Seed and chemical giant DuPont reported rising profits and sales, supported by heavy US planting intentions for this spring, although a shift from corn to soybeans will delay some sales, the company said.
DuPont reported operating profits over the three months to March 31 at $1.43bn, up 29% year on year.
Profits equated to $1.64 a share, beating analyst expectations of $1.39.
Sales rose 4.6% over the period, to $7.74bn, beating estimates of $7.50bn.
The higher profits was driven by rising returns from DuPont's agriculture segment, which were up 12% year-on-year, to $1.24bn, as seed sales rose 4%.
DuPont's seed earnings rose thanks to higher prices and volumes in the United States, after the company shifted away from marketing its products via distributors, to selling directly to farmers.
This shift in marketing resulted in some seed sales being delayed from last year, into the current one.

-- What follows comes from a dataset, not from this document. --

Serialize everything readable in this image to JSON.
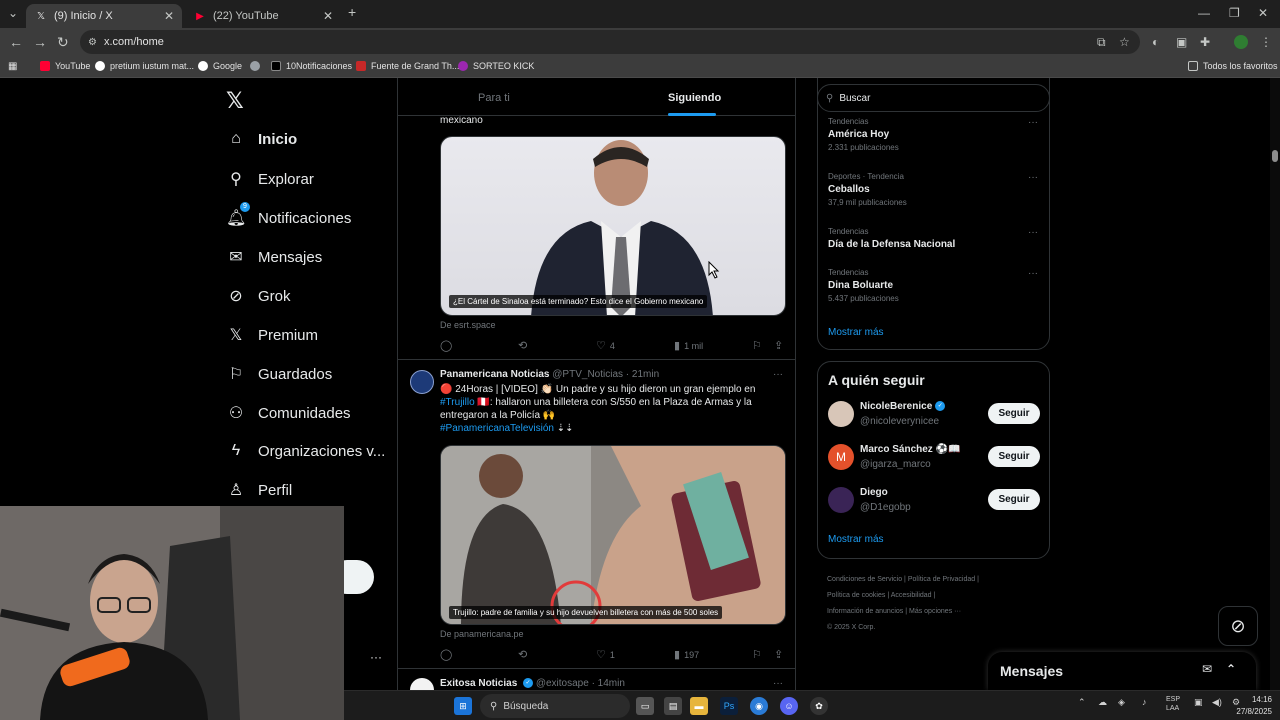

Seed demand is expected to be supported by record soybean acreage in the United States over the first half of 2017, DuPont's executive vice president of agriculture James Collins told investors.
"We expect sales to increase by mid-single digits percent," Mr Collins said.
"Top line growth will be driven by pricing gains realized by our new product introductions and volume growth across our soybean, sunflower, and insecticide portfolios."
"Seed volumes will benefit from the timing of seed deliveries but will be partially offset by expected declines in corn acreage in North America," Mr Collins said.
The shift from corn to soybeans weighed on first quarter sales volumes, Mr Collins said. Soybeans are sown later than corn in the US.